One of the more common examples of a replay attack involves capturing and making copies of login information. With this strategy, the hacker is able to intercept the data used to log into a network and capture a mirror image of that data. At a later time, the captured data can be used to log into that network, allowing the hacker to easily access, copy, and otherwise make use of any files or other data that can be opened and viewed using those credentials.
It is important to note that the hacker launching a replay attack does not necessary have to view the actual keystrokes or the passcodes that are captured. In many instances, making use of the captured image of the data is sufficient to gain access to the network.
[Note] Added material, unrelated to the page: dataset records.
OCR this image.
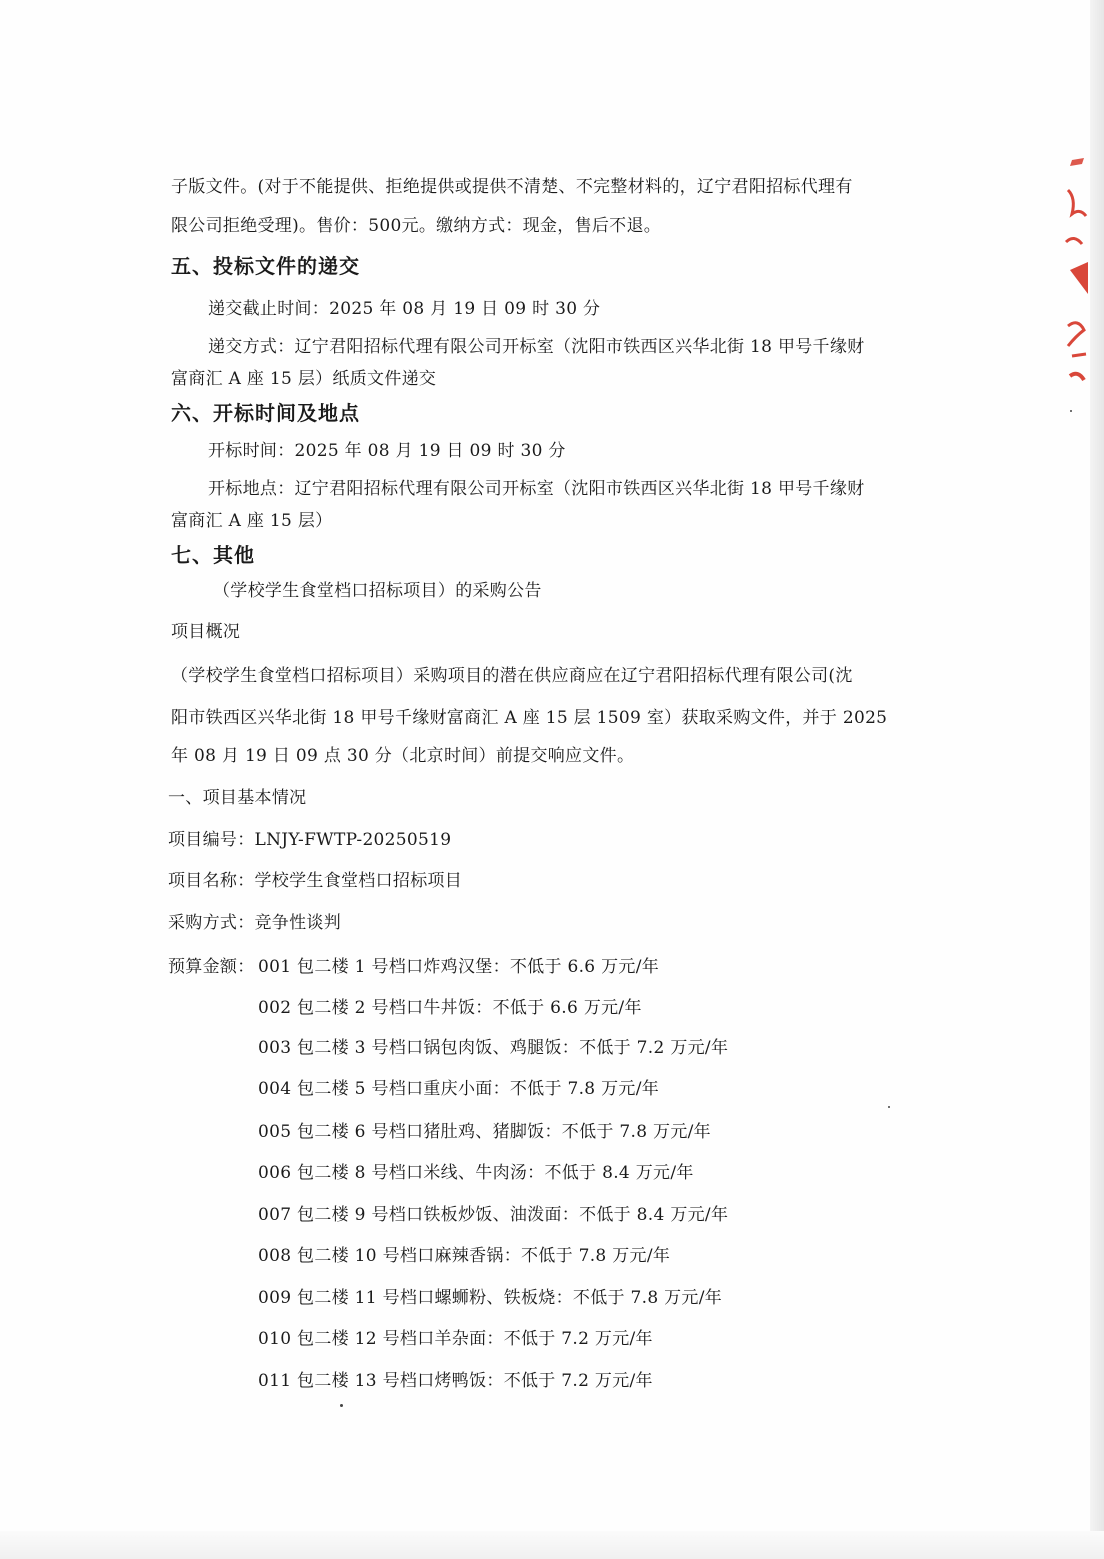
子版文件。(对于不能提供、拒绝提供或提供不清楚、不完整材料的，辽宁君阳招标代理有
限公司拒绝受理)。售价：500元。缴纳方式：现金，售后不退。
五、投标文件的递交
递交截止时间：2025 年 08 月 19 日 09 时 30 分
递交方式：辽宁君阳招标代理有限公司开标室（沈阳市铁西区兴华北街 18 甲号千缘财
富商汇 A 座 15 层）纸质文件递交
六、开标时间及地点
开标时间：2025 年 08 月 19 日 09 时 30 分
开标地点：辽宁君阳招标代理有限公司开标室（沈阳市铁西区兴华北街 18 甲号千缘财
富商汇 A 座 15 层）
七、其他
（学校学生食堂档口招标项目）的采购公告
项目概况
（学校学生食堂档口招标项目）采购项目的潜在供应商应在辽宁君阳招标代理有限公司(沈
阳市铁西区兴华北街 18 甲号千缘财富商汇 A 座 15 层 1509 室）获取采购文件，并于 2025
年 08 月 19 日 09 点 30 分（北京时间）前提交响应文件。
一、项目基本情况
项目编号：LNJY-FWTP-20250519
项目名称：学校学生食堂档口招标项目
采购方式：竞争性谈判
预算金额： 001 包二楼 1 号档口炸鸡汉堡：不低于 6.6 万元/年
002 包二楼 2 号档口牛丼饭：不低于 6.6 万元/年
003 包二楼 3 号档口锅包肉饭、鸡腿饭：不低于 7.2 万元/年
004 包二楼 5 号档口重庆小面：不低于 7.8 万元/年
005 包二楼 6 号档口猪肚鸡、猪脚饭：不低于 7.8 万元/年
006 包二楼 8 号档口米线、牛肉汤：不低于 8.4 万元/年
007 包二楼 9 号档口铁板炒饭、油泼面：不低于 8.4 万元/年
008 包二楼 10 号档口麻辣香锅：不低于 7.8 万元/年
009 包二楼 11 号档口螺蛳粉、铁板烧：不低于 7.8 万元/年
010 包二楼 12 号档口羊杂面：不低于 7.2 万元/年
011 包二楼 13 号档口烤鸭饭：不低于 7.2 万元/年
The only way to prevent the use of that image is to deactivate the captured login credentials and issue new credentials to the legitimate user, once the breach has been identified and closed.
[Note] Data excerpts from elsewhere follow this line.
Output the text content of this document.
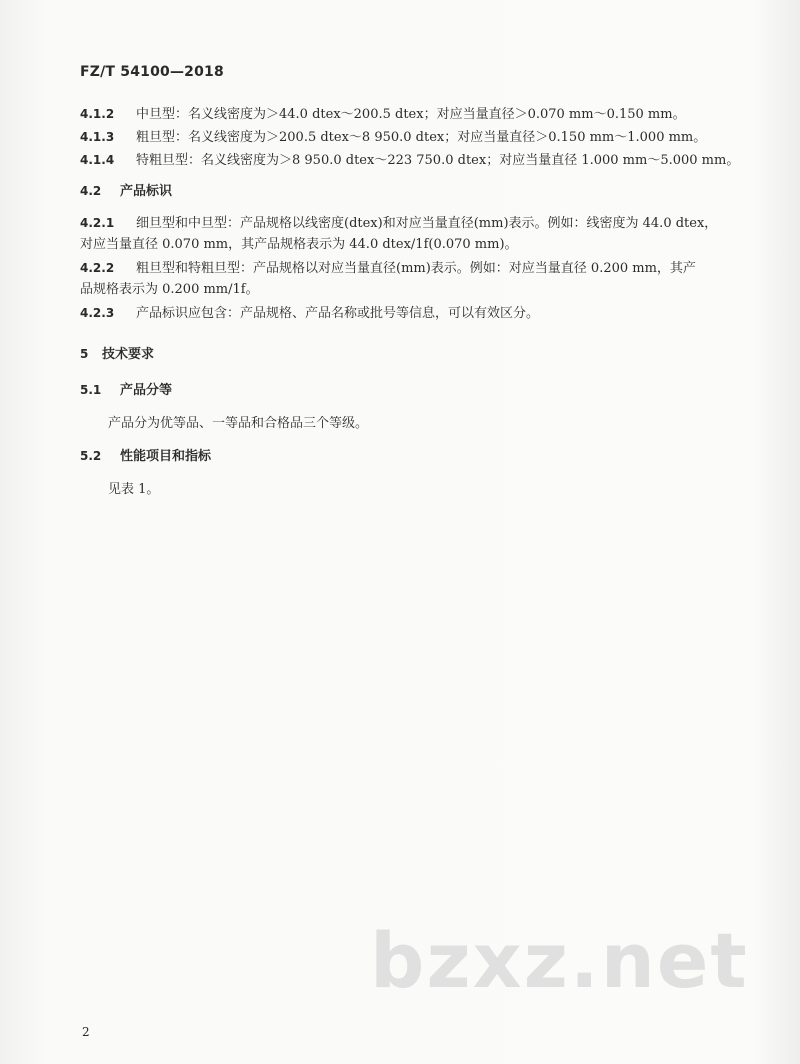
FZ/T 54100—2018
4.1.2 中旦型：名义线密度为＞44.0 dtex～200.5 dtex；对应当量直径＞0.070 mm～0.150 mm。
4.1.3 粗旦型：名义线密度为＞200.5 dtex～8 950.0 dtex；对应当量直径＞0.150 mm～1.000 mm。
4.1.4 特粗旦型：名义线密度为＞8 950.0 dtex～223 750.0 dtex；对应当量直径 1.000 mm～5.000 mm。
4.2 产品标识
4.2.1 细旦型和中旦型：产品规格以线密度(dtex)和对应当量直径(mm)表示。例如：线密度为 44.0 dtex，
对应当量直径 0.070 mm，其产品规格表示为 44.0 dtex/1f(0.070 mm)。
4.2.2 粗旦型和特粗旦型：产品规格以对应当量直径(mm)表示。例如：对应当量直径 0.200 mm，其产
品规格表示为 0.200 mm/1f。
4.2.3 产品标识应包含：产品规格、产品名称或批号等信息，可以有效区分。
5 技术要求
5.1 产品分等
产品分为优等品、一等品和合格品三个等级。
5.2 性能项目和指标
见表 1。
bzxz.net
2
The replay attack is known by a variety of other names, most of them having to do with the fact that the captured credentials can be used to appear as if a legitimate user is making use of them. At times, this type of malicious attack is known as a masquerade attack or even as a network attack. By any name, the end result is till the breach of security and the possible theft of proprietary data. Over time, various modes of encrypting the data so that capturing information during a transmission have been developed, including the use of scrambling technology that can only be unscrambled by users at each end of the legitimate transmission. A replay attack is not limited to use in corporate espionage; hackers may utilize this method to capture information from private users as well, including email login credentials, credit card numbers, and other type of proprietary data that can be used for illegal purposes.
@Vincenzo -- Good point and you have pointed out the weak link in virus protection -- the human element either doesn't update virus definitions regularly or not at all. For that reason, most virus protection packages out there update definitions automatically. Oddly, some people will turn off that feature and that is mind boggling.
One development is something that can't turn off updated definitions -- a new generation of virus scanners that tap into the cloud to pull in new definitions in real time. There are a lot of possibilities there.
One more thing. It's not enough to have a strict "virus scanner" anymore. One should also look for a package that cracks down on spyware, adware and malware in general
. A lot of the techniques used to pull off a replay attack aren't strictly viruses -- they fall into the malware category and users are often tricked into authorizing their installation. A complete virus protection suite will alert the user that what he or she is about to install is malware and warn them against it.
Scary stuff, but keep in mind that good antivirus software can go a long way toward defeating such tactics. Make sure to do some research and find a package that is both highly rated and is updated often. Hackers are always coming up with new methods to pull information out of computers and virus software companies are always coming up with new ways to defeat those methods. It's a constant game and it's worth mentioning that the people must vulnerable to attacks are the ones who don't update their virus scanners regularly or don't have any protection at all.